I meriti di questa straordinaria stagione non vanno solamente a Joel Embiid e Ben Simmons, che hanno ricevuto la maggior parte degli elogi da parte di tutta la lega, ma anche agli altri componenti del roster, finiti sotto ai radar per l'emergere delle due star, ma ai quali andrebbe fatto un grosso plauso per aver contribuito a riportare la franchigia ai playoffs.

Uno di questi giocatori è Dario Saric che anche in questa stagione ha mostrato ampi margini di miglioramento passando dai 12.8 punti, 6.3 rimbalzi e 2.2 assist della passata regular season (in cui ha sfiorato anche il premio di Rookie of the Year) a 15.1 punti, 6.9 rimbalzi e 2.6 assist di media a partita. Ma i numeri che lasciano a bocca aperta gli addetti ai lavori sono le percentuali al tiro. Il serbo infatti è passato dal 41.1% dal campo e dal 31.1% da dietro l'arco a 45.8% e 40.1% rispettivamente.

Ma non è tutto, perchè se prendessimo le statistiche di Saric da inizio anno, ossia solo quelle del 2018, ci accorgiamo che l'ala piccola sta facendo registrare medie di 16.4 punti e 6.8 rimbalzi tirando con il 43.2% da dietro l'arco. Insomma il giovane 23enne sta dimostrando di essere più di un fattore per i Philadelphia 76ers e la sua presenza rende il team ancora più pericoloso nei prossimi playoffs.

Proprio per questi motivi e considerando i risultati ottenuti in questa stagione, i 76ers sono senz'altro una squadra in fiducia, che può giocarsela contro chiunque. Tuttavia lo stesso Saric ha ammesso che c'è una franchigia ed un giocatore in particolare che preferirebbe evitare a tutti i costi:

"Non voglio giocare contro LeBron James. E' uno dei primi tre giocatori della storia della NBA. Giocare contro di lui nei playoffs sarà molto diverso".

Dopo aver consegnato l'anello alla sua città natale nel 2016 e dopo aver partecipato alle Finals per sette anni consecutivi, non c'è dubbio che nel caso in cui i 76ers andranno avanti nella postseason, la loro strada e quella di Dario Saric potrebbe incrociarsi proprio con quella del Re. Ma per il momento meglio rimandare l'incontro, anche perchè secondo il numero 9:

"Qualsiasi altra squadra è la benvenuta. Penso che possiamo battere chiunque, anche lontano da casa".

A proposito di casa e del Wells Fargo Center. Avere il vantaggio del fattore casalingo darebbe un enorme privilegio alla franchigia della Pennsylvania in quanto ha uno dei pubblici più "rumorosi" della lega.
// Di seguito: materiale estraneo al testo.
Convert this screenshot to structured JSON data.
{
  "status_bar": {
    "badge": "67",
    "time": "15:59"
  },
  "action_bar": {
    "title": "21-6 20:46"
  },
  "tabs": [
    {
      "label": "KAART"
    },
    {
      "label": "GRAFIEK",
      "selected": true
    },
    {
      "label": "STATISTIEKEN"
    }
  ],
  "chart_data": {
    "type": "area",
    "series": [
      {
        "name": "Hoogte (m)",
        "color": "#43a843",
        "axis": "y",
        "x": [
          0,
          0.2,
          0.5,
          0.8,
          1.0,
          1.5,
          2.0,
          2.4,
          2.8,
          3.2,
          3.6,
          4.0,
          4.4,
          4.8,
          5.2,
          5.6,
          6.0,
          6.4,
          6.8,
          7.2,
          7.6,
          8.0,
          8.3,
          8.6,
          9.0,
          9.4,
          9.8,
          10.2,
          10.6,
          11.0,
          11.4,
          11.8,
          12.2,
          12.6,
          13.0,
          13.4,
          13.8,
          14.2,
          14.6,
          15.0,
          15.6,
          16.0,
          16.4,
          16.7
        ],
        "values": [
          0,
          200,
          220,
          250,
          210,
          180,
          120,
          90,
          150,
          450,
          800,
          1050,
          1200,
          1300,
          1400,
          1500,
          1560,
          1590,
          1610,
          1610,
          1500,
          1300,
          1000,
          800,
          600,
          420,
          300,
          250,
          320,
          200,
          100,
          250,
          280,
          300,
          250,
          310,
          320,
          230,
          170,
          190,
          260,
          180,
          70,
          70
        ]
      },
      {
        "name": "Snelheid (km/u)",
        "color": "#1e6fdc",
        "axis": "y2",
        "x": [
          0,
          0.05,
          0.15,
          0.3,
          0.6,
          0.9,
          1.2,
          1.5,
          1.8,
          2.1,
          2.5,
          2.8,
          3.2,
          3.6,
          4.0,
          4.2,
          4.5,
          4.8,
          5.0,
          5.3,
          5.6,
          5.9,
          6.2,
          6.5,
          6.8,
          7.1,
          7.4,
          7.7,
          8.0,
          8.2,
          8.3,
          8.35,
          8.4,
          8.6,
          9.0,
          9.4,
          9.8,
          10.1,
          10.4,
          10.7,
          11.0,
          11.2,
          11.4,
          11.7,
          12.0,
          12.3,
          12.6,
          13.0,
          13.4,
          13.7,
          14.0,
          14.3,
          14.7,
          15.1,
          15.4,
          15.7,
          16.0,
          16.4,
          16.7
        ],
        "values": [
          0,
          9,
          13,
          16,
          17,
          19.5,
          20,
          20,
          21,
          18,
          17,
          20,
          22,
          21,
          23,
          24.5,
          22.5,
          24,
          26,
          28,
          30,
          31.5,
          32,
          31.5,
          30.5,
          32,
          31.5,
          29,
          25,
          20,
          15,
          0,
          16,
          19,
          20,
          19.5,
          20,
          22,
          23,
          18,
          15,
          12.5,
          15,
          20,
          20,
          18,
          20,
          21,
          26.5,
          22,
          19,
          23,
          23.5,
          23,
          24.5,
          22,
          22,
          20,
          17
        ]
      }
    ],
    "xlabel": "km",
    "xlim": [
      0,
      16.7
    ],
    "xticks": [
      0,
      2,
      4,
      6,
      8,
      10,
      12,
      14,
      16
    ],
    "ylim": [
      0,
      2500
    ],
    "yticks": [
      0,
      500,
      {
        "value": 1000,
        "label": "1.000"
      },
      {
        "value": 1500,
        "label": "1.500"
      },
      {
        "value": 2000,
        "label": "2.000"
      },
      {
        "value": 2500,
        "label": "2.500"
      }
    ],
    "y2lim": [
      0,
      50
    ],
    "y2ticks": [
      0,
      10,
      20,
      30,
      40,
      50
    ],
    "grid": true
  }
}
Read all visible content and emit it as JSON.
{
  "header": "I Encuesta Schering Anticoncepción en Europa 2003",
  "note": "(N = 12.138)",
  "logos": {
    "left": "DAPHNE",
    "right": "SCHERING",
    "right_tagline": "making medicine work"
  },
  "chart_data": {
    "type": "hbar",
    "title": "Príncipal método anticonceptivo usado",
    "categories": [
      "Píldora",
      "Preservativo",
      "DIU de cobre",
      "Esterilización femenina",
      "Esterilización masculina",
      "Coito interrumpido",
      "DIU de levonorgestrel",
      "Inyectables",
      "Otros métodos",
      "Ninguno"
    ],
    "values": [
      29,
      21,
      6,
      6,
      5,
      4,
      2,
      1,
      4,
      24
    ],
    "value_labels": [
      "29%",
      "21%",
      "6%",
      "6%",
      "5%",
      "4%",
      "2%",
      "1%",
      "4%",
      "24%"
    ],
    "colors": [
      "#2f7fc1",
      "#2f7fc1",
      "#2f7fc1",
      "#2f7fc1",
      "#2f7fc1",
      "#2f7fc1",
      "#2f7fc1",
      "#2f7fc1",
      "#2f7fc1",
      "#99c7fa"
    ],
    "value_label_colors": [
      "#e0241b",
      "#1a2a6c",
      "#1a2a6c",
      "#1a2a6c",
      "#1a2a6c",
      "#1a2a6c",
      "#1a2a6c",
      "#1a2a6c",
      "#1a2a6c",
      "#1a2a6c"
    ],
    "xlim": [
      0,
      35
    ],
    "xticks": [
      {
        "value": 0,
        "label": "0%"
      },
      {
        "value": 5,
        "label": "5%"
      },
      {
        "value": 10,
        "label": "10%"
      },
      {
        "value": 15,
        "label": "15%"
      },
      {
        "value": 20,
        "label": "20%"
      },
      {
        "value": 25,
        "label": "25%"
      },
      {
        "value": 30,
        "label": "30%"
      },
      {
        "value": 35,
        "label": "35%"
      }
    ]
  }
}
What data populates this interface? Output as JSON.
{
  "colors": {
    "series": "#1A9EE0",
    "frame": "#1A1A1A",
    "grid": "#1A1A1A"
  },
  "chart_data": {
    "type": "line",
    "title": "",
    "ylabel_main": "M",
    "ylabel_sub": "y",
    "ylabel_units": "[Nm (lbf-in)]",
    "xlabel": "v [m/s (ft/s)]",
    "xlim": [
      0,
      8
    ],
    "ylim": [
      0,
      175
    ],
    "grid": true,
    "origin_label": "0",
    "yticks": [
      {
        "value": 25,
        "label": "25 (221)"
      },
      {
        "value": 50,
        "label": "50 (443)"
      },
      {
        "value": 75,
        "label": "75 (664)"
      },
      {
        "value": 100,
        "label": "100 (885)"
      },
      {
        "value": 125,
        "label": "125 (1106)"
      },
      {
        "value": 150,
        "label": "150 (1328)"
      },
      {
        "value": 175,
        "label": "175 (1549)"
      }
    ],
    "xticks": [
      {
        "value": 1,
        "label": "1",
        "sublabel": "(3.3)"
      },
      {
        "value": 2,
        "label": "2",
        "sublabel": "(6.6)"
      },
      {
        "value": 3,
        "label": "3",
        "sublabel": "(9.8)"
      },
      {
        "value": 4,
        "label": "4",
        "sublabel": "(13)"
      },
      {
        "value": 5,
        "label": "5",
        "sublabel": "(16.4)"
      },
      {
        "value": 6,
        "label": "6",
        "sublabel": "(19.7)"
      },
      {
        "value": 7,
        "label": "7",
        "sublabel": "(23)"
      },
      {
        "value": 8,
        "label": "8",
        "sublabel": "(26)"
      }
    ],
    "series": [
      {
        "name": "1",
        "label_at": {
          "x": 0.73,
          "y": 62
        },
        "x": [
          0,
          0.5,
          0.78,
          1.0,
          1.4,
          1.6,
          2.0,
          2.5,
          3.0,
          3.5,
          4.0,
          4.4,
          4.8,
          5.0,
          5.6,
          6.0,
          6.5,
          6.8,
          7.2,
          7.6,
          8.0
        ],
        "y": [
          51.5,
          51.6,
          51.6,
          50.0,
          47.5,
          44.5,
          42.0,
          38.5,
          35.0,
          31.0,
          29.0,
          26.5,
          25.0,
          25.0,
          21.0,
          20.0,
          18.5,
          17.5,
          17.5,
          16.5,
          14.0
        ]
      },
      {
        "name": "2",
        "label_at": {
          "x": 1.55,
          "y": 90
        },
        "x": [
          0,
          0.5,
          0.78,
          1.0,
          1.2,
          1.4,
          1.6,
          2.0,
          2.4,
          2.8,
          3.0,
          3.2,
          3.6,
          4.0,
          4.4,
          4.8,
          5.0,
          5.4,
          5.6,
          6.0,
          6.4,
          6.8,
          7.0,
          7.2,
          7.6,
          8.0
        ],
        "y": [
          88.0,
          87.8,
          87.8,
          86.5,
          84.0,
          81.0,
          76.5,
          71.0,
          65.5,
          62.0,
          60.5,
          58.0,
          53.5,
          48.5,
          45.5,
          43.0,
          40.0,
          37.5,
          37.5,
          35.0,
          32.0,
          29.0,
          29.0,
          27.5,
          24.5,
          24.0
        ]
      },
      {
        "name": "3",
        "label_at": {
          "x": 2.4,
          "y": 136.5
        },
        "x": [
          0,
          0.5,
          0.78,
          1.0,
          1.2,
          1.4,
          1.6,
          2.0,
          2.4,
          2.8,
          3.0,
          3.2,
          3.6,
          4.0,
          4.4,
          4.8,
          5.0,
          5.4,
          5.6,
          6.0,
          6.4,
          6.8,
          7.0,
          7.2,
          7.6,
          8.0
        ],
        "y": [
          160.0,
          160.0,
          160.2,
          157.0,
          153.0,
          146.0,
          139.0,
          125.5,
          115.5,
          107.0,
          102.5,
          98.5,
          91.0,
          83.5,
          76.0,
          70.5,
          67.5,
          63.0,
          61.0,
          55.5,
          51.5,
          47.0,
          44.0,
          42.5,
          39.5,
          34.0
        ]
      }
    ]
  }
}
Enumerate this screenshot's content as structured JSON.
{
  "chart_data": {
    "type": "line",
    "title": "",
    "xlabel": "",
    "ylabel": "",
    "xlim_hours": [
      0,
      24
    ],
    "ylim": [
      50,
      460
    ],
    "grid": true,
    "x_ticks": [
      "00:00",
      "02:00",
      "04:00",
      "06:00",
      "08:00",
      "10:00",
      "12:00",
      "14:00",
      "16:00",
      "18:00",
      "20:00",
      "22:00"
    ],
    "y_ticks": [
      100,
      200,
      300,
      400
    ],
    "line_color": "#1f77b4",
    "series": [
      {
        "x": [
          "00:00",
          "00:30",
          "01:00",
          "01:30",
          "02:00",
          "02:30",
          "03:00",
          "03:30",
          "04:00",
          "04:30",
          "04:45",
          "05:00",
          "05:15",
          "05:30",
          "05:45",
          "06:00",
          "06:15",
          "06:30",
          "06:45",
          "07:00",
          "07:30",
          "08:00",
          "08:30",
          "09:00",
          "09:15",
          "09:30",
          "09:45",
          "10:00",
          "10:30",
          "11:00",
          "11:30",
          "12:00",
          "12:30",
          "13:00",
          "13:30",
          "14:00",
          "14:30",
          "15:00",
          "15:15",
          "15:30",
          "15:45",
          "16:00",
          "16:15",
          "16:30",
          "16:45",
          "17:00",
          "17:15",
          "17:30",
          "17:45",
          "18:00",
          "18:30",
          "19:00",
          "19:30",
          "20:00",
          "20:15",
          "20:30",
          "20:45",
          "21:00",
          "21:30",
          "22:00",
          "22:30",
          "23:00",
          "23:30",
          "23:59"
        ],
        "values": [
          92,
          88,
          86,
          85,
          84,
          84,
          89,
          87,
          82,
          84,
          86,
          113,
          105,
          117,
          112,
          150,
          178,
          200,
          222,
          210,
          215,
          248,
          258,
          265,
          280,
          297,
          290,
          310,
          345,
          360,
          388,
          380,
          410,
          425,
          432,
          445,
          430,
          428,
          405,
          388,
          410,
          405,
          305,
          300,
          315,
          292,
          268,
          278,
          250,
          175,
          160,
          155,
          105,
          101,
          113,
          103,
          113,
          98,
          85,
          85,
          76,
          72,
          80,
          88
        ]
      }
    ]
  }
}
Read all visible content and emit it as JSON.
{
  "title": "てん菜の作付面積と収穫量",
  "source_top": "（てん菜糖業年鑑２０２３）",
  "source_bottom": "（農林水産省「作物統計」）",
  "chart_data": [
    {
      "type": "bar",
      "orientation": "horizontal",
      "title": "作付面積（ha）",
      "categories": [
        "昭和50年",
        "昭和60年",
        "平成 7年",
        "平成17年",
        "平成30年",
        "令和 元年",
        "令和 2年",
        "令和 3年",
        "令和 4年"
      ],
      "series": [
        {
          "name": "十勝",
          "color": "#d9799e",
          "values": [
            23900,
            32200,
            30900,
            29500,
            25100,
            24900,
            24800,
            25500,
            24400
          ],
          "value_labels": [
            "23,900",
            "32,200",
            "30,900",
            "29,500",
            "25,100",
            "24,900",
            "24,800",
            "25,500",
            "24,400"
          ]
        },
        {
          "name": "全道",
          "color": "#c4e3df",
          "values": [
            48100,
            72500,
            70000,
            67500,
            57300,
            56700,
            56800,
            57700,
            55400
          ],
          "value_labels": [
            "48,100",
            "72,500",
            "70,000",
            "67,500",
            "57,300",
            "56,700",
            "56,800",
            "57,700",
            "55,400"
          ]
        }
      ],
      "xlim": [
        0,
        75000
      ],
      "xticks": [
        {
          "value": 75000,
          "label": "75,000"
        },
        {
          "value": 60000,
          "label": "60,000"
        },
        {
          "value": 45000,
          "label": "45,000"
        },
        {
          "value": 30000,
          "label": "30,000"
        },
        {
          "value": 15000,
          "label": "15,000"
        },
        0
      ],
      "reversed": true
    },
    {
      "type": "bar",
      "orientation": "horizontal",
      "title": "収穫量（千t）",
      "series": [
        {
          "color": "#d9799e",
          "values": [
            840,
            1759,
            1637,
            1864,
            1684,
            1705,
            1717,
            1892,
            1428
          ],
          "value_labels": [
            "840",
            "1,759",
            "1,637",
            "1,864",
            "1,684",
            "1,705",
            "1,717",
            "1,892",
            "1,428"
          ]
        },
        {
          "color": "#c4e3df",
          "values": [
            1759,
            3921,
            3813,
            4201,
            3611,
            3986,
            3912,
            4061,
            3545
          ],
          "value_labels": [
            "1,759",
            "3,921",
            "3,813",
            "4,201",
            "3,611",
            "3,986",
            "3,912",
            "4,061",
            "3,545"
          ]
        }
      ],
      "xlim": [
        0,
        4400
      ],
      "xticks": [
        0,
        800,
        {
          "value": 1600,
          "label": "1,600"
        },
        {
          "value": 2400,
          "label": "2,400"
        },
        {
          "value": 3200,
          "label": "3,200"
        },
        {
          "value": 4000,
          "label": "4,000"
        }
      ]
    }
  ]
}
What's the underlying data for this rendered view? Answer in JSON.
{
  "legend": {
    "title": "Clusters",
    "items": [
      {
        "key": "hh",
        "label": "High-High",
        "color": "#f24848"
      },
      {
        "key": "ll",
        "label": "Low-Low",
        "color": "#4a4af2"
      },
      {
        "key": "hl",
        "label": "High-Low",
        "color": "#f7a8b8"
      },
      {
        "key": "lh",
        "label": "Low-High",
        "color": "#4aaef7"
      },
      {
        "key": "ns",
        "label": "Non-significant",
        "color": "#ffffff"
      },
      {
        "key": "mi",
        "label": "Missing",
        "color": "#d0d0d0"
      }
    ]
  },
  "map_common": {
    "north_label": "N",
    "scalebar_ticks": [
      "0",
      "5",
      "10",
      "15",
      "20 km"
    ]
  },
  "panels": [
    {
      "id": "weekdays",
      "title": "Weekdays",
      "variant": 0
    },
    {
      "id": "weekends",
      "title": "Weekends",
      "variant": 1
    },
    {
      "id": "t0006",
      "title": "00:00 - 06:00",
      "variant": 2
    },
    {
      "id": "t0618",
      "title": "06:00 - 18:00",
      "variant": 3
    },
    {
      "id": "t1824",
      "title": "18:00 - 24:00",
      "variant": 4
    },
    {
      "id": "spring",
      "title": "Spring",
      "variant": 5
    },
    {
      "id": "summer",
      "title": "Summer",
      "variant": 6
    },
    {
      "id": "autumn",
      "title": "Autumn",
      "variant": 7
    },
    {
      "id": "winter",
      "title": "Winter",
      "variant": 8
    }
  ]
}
D'altronde i fans hanno aspettato 6 lunghi ed intrepidi anni, prima di dare nuovamente il benvenuto ai playoffs:

"Sento il calore del pubblico e l'elettrizzante atmosfera che creano. Tutti hanno iniziato a giocare a basket per sentire queste senzazioni, non per avere una macchina, o una casa o altre cose".

I Philadelphia 76ers hanno soltanto otto partite a disposizione per assicurarsi un piazzamento tra le prime quattro teste di serie della eastern conference e, se dovessero riuscirci, eviterebbero di incontrare il "mostro" LeBron James almeno fino alle ipotetiche finali di conference.